1969-
Longueuil et Jacques-Cartier se fusionnent
En 1969, Longueuil est une sympathique petite
ville de 26 500 habitants répartis sur un territoire d'à
peine 2 000 acres. La cité de Jacques-Cartier, quant à
elle, connaît un essor fulgurant depuis sa création, en
1947. C'est l'exemple typique d'une ville-champignon. En 1969, elle
compte 66 820 personnes réparties sur un territoire de 15
000 acres. La cité de Jacques-Cartier possède un parc
industriel près de l'autoroute 20 et son avenir semble très
prometteur.
Depuis 1966, Roland Therrien est à la mairie. Grand Chevalier
des Chevaliers de Colomb de Longueuil, il compte davantage d'amis à
Longueuil qu'à Jacques-Cartier.

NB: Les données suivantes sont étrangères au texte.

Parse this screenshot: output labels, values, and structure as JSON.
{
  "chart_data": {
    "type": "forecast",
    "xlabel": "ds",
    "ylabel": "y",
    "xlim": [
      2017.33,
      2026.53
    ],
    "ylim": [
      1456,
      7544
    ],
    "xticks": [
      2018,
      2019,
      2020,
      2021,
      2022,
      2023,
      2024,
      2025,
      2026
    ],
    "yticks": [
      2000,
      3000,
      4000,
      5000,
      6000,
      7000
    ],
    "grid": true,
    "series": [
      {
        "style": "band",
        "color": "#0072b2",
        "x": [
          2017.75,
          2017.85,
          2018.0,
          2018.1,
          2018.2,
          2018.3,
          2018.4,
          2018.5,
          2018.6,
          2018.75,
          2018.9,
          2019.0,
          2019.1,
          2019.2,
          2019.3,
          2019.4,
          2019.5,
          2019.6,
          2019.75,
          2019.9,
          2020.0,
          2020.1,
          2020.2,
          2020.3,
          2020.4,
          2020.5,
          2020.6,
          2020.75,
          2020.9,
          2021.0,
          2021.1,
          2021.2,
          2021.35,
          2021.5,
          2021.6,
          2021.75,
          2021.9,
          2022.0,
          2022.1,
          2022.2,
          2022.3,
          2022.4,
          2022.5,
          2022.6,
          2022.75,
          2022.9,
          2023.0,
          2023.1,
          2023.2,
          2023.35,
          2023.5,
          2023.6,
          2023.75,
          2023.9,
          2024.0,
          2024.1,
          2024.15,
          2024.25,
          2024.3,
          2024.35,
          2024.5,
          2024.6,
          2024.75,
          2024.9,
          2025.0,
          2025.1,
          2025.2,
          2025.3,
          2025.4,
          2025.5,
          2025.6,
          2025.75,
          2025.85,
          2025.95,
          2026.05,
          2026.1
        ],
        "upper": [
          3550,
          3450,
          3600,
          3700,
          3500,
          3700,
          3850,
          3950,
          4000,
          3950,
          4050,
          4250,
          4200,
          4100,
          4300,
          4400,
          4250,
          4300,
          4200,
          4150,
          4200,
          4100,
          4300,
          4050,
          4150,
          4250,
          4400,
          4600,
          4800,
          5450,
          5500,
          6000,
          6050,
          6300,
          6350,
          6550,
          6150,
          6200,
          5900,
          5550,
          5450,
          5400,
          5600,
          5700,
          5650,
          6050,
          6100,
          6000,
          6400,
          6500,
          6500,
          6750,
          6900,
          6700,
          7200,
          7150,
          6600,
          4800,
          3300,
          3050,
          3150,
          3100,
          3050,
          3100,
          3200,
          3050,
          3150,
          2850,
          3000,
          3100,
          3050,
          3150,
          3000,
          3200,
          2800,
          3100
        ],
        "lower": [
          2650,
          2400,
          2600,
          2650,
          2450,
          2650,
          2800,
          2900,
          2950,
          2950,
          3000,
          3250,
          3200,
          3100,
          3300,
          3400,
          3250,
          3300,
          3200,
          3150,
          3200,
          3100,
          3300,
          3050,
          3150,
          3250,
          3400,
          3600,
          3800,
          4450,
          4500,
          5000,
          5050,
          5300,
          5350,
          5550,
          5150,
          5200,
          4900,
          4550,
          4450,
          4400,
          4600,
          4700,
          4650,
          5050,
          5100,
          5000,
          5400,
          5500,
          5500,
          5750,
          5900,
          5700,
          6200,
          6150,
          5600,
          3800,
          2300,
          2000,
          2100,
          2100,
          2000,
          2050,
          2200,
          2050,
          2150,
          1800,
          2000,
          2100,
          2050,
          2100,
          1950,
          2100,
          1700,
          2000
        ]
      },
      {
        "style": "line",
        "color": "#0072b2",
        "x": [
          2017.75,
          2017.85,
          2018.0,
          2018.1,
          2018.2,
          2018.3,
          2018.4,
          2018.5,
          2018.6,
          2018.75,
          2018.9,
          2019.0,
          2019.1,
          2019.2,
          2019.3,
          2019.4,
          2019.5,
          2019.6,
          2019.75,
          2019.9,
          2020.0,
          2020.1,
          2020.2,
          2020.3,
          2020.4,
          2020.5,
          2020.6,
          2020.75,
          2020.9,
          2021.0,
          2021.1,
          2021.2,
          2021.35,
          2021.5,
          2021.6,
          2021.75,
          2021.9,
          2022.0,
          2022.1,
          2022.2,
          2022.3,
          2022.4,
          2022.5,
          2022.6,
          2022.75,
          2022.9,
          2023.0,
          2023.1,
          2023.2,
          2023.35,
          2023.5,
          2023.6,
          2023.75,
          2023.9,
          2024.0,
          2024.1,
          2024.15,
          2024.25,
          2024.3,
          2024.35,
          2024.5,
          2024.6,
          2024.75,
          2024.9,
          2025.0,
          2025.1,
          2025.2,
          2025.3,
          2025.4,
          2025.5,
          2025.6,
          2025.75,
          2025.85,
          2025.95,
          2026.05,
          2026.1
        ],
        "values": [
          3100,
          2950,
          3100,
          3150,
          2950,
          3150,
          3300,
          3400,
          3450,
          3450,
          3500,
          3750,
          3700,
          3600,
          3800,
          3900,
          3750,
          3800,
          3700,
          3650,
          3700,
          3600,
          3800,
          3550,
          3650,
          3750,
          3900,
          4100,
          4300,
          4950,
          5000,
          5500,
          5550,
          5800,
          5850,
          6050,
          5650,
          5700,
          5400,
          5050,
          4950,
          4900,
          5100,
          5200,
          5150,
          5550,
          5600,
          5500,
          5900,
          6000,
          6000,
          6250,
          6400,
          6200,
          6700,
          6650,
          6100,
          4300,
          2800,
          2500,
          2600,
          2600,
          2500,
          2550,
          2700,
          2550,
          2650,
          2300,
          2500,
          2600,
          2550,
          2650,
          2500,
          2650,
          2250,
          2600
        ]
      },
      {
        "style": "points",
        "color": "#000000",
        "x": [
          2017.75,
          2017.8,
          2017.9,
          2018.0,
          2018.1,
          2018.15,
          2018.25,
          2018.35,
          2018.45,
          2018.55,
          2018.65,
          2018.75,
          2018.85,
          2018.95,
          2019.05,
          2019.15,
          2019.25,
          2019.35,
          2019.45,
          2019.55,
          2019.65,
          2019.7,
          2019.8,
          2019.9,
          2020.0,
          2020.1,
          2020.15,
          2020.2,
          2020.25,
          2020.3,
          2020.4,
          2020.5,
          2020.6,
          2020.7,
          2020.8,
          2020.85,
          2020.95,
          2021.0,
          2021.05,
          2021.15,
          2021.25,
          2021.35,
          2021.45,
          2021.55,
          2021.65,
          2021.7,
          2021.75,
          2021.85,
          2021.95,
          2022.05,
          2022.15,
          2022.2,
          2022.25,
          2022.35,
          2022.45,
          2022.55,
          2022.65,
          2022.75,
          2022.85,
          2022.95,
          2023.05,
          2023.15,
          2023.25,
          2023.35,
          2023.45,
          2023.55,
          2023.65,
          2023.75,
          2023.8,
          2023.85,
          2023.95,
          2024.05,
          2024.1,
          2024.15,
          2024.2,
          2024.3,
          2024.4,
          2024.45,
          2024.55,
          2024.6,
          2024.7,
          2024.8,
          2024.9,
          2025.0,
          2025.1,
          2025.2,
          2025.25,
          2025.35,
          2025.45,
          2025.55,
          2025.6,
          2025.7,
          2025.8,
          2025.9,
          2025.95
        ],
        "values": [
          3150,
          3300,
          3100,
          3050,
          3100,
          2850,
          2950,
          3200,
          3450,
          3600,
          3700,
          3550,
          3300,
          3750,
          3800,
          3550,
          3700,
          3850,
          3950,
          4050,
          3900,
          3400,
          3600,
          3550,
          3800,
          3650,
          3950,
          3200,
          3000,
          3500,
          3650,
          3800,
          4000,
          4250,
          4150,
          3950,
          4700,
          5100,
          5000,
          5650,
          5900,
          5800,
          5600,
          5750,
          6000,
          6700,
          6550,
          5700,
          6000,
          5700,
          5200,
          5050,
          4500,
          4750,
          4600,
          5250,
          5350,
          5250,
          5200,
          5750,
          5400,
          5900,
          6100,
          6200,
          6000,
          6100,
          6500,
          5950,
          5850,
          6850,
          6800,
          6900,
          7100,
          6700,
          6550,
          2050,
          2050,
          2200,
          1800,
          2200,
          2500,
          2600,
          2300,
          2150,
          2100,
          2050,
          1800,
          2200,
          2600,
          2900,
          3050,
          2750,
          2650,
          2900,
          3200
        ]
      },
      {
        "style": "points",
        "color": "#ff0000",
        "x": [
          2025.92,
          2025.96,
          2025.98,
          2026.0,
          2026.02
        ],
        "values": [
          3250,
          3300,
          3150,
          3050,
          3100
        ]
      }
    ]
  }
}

Il fut d'abord élu comme
conseiller municipal du quartier Bellerive, grâce à une
équipe qui était alors favorable à l'annexion par
Longueuil de ce secteur, en 1961. Longueuil dut cependant plier l'échine
devant la résistance de l'équipe de Léo-Aldéo
Rémillard.
Dans la foulée de la publication des rapports Lemay, de 1966
à 1968, qui préconisèrent une fusion de quelques
municipalités de la Rive-Sud, les maires de Longueuil et de Jacques-Cartier
annoncent, au printemps de 1969, qu'ils en sont venus à une entente
de principe sur la fusion des deux villes. L'opinion publique n'est
pas prête à de tels changements, et l'opposition ne prend
pas de temps à se mettre en branle. L'Association des propriétaires
de Jacques-Cartier, dirigée par Paul-Auguste Briand et celle
de Longueuil, dirigée par Gilles Leduc, s'opposent au projet.
Les raisons sont cependant diamétralement opposées.
Les gens de Jacques-Cartier estiment que leur ville est plus industrialisée,
plus grande et sa population plus nombreuse que celle de Longueuil.
Les sources de revenus sont conséquemment plus élevées
qu'à Longueuil.
Les gens de Longueuil estiment que la dette per capita de Jacques-Cartier
est trop élevée à 792 $ contre 495 $ pour Longueuil.
Il ne faut donc pas faire supporter à Longueuil le poids de cette
dette.
Ces explications, purement administratives et quantifiables, dissimulent
des raisons culturelles et sociales beaucoup plus profondes. Jacques-Cartier
est une ville ouvrière, fière de ses origines et du chemin
parcouru depuis sa création. La population de Longueuil est plus
à l'aise sur le plan financier et plus scolarisée. Il
n'est pas rare de voir la bourgeoisie longueuilloise signaler la mauvaise
réputation de ses voisins. Les frictions et les rivalités
étaient nombreuses entre les deux communautés au cours
des années 1950 et 1960.
Un projet d'une telle envergure aurait dû commander automatiquement
un référendum, ce qu'exige le Parti québécois,
nouvellement créé. Mais les sondages ne sont pas très
favorables, surtout dans le Vieux-Longueuil. Avec l'accord du ministre
des Affaires municipales Robert Lussier, les deux maires procèdent
à la fusion, sans consultation, sous prétexte que les
coûts d'une telle opération seraient trop élevés.
Il ne reste qu'à trouver le nom de la nouvelle ville. Le débat
est très bref. Comme l'avait souhaité Paul Pratt dans
son testament politique, la nouvelle ville conserve le nom de Longueuil
pour des raisons historiques : fondée en 1657, la seigneurie
porta très tôt le nom de Longueuil et engloba, suite à
une expansion, le territoire des deux villes.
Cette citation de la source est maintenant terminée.